Read a file line by line and print line numbers

Ehh, no need to apologize. We Americans are famous for being monolingual, after all. My only other language is French, and I’m quite certain that your English is several hundred times better than my French!

1 Like

When streams are deprecated what are the other ways to do more or less the same thing ?

I suspect the idea is that for lazy streams you should use the Seq module, which is functional. Compare Seq.unfold with Stream.from.

2 Likes

I’ll try to write a program that lazely reads a file line by line and detect eof.

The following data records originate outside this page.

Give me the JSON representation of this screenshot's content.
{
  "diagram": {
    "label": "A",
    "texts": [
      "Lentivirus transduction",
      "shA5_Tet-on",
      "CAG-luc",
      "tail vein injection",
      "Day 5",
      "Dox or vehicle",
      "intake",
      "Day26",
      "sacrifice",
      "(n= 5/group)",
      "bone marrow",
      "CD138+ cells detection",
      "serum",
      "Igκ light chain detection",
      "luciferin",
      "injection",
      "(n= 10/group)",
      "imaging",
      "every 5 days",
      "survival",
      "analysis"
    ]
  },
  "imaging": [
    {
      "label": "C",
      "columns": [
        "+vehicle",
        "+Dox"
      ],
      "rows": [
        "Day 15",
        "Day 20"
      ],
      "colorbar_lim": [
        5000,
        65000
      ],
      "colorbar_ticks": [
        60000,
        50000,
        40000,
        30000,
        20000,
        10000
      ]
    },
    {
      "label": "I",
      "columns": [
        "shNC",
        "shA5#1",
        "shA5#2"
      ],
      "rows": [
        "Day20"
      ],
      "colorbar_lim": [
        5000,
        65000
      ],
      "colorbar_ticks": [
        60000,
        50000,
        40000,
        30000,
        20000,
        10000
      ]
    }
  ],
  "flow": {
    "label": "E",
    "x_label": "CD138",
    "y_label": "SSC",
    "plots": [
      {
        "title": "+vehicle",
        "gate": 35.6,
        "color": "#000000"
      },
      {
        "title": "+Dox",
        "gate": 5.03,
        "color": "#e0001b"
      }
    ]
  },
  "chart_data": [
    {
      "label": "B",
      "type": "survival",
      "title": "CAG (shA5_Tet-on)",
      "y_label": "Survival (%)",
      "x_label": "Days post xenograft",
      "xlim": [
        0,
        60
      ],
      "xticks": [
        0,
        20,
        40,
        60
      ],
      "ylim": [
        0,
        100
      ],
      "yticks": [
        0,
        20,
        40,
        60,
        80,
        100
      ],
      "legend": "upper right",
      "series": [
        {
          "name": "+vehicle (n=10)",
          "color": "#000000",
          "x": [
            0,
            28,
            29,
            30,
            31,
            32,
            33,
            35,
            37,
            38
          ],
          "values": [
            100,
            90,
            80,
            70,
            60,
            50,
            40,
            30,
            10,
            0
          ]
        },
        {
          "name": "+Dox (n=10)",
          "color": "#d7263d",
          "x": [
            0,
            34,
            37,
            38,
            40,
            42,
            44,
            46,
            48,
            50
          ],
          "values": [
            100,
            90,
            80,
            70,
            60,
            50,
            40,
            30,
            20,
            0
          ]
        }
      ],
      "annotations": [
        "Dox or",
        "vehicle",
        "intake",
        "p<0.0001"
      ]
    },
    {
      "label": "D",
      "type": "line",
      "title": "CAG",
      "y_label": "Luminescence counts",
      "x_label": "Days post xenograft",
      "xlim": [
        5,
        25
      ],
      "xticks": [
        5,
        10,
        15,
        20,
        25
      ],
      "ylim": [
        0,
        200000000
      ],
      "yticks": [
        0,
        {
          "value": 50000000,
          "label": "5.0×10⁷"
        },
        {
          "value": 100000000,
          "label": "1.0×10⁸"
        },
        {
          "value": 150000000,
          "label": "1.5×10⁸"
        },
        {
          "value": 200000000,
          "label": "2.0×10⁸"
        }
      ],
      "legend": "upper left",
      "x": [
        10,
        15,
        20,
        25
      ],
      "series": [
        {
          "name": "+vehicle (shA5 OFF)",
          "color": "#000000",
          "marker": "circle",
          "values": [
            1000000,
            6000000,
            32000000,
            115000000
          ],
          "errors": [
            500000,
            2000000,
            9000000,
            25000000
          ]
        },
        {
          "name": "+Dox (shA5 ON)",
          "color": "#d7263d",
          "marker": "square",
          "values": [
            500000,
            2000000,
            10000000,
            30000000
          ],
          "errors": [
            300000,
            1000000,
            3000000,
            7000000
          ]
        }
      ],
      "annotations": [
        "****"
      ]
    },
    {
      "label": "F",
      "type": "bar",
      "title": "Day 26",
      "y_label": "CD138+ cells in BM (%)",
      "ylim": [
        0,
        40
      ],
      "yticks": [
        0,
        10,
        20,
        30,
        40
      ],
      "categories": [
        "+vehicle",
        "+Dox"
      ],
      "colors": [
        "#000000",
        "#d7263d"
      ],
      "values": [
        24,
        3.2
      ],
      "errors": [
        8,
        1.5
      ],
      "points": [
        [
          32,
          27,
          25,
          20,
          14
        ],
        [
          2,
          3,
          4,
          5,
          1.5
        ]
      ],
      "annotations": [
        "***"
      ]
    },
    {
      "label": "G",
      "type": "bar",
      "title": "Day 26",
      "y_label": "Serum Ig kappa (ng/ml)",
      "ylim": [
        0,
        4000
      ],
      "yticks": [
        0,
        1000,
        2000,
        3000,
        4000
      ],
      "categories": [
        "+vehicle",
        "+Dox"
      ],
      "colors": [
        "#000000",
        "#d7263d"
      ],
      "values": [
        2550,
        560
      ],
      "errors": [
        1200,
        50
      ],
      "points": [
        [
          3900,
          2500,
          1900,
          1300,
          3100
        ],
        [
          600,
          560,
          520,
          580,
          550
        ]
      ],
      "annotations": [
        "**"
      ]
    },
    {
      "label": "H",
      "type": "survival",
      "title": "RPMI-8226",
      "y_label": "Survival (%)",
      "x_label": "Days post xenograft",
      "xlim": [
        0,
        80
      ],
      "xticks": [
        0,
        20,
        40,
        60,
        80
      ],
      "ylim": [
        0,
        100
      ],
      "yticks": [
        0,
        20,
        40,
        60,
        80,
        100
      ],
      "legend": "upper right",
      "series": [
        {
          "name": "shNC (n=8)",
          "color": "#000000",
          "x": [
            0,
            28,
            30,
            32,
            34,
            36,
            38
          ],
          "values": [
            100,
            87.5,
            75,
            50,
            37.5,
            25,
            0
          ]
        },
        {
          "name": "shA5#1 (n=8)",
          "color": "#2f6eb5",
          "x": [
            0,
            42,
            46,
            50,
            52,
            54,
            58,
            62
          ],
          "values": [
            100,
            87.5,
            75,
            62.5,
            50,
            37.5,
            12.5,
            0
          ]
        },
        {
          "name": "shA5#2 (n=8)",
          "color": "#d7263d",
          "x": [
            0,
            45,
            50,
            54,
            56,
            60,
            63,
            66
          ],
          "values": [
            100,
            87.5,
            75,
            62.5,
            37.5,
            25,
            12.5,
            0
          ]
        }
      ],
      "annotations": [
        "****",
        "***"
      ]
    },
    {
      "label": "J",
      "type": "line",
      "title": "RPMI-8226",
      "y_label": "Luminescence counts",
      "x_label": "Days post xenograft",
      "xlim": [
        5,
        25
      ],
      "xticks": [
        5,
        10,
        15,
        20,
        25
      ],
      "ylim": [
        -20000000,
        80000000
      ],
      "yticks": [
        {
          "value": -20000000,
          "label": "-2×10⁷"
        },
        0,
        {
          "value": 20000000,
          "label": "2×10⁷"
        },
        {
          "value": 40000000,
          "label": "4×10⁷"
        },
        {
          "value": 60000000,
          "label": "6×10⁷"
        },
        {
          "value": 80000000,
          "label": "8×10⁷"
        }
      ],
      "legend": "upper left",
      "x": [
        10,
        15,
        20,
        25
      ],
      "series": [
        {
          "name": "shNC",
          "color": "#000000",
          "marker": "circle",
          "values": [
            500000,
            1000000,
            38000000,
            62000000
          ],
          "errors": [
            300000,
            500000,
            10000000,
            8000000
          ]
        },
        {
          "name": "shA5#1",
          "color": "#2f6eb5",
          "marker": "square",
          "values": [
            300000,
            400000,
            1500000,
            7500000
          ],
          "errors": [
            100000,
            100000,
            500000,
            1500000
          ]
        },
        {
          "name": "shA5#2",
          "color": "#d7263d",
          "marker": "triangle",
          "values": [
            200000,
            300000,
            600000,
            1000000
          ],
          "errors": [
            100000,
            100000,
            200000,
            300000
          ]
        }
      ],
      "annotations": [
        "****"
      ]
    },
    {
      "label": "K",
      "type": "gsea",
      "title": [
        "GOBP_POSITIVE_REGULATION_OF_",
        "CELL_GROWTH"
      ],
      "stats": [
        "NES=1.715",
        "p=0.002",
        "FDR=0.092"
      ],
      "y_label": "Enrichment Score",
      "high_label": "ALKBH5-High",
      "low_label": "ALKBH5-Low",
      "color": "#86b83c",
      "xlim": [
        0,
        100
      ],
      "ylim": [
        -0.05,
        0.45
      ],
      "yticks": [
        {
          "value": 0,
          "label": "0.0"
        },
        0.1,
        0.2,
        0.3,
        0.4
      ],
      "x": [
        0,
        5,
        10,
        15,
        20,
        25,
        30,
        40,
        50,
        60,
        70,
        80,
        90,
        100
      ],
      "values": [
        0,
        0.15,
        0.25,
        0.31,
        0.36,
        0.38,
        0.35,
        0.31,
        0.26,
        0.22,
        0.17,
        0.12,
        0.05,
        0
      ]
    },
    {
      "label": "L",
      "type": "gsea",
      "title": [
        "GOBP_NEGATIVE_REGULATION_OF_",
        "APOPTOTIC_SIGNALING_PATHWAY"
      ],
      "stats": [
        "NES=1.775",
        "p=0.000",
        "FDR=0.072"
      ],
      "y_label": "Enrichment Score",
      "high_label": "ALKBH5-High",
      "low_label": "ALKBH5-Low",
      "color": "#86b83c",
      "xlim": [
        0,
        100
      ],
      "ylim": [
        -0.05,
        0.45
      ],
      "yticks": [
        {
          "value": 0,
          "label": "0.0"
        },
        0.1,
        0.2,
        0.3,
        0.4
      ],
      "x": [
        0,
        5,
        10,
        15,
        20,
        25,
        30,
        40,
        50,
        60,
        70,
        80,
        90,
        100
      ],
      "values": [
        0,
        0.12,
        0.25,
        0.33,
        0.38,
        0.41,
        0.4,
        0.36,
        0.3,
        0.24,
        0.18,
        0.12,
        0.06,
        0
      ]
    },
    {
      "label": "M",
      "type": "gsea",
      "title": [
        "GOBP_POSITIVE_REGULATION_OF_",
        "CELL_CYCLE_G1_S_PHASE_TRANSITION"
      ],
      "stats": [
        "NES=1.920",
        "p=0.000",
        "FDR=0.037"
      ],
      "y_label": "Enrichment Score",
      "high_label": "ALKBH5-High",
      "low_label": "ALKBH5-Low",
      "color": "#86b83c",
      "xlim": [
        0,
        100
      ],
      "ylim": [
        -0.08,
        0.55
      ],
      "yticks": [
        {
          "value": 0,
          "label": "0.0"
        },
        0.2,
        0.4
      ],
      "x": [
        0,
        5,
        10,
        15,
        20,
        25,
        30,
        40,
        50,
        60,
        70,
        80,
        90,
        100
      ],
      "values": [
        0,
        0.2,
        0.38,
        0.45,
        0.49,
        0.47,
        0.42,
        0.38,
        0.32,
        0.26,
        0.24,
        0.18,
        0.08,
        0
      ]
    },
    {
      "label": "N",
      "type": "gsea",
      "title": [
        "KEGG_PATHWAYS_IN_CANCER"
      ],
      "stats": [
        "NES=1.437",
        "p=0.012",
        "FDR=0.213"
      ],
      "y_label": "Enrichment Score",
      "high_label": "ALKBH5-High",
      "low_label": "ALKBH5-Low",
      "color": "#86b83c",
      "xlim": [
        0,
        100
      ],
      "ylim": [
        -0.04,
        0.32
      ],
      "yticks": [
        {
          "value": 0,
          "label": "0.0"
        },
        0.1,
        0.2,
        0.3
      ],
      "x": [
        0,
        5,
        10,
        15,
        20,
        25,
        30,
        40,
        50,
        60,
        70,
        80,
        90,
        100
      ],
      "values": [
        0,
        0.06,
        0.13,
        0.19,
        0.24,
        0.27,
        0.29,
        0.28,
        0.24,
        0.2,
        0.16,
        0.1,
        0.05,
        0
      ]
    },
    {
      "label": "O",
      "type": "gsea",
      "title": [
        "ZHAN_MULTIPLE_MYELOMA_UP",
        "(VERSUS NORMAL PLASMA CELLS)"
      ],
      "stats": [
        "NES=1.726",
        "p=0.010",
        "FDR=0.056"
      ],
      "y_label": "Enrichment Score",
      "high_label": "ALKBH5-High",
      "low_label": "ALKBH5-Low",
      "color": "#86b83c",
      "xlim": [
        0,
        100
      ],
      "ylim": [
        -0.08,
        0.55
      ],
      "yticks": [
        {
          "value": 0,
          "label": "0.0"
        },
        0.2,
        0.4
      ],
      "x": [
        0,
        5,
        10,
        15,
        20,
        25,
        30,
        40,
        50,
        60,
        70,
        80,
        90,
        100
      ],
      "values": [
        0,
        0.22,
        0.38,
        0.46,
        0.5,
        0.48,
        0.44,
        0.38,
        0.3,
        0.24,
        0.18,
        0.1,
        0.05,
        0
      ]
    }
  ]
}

So we should be using Seq.unfold? Something like this:

let ans =
  let filename = print_string "Enter filename: "; read_line() in
  Seq.unfold
    (
      fun c ->
        try
          Some((input_line c), c)
        with
          End_of_file
        | _ -> close_in c; None
    ) (open_in filename)

let () =
  Seq.iter print_endline ans
2 Likes

Here is my latest code,

exception Dont_get_here;;

let fprint_file channel =
    let t = ref 0 in
    let rec fprint_line channel =
        let ilc = input_line channel in
        match ilc with
        | line ->
            incr t;
            Printf.printf "%d:" !t;
            print_endline line;
            fprint_line channel
        | exception End_of_file -> ()
    in
    fprint_line channel
in

let fprint_file (name : string) =
    let channel = open_in name in
    try
      let () = fprint_file channel in
      let () = raise Dont_get_here in
      let () = close_in channel in
      ()
    with e ->
      let () = close_in_noerr channel in
      (* Debug message *)
      print_string (Printexc.to_string e)
in

let () = fprint_file "file.txt" in
()

@octachron : what is the advantage of using Seq.unfold in your proposal ? For instance, I’m seeing the code in ocaml/lexing.ml at 9a157026f115364635f8fe0ae5805e15ef071de0 · ocaml/ocaml · GitHub :

let from_channel ?with_positions ic =
  from_function ?with_positions (fun buf n -> input ic buf 0 n)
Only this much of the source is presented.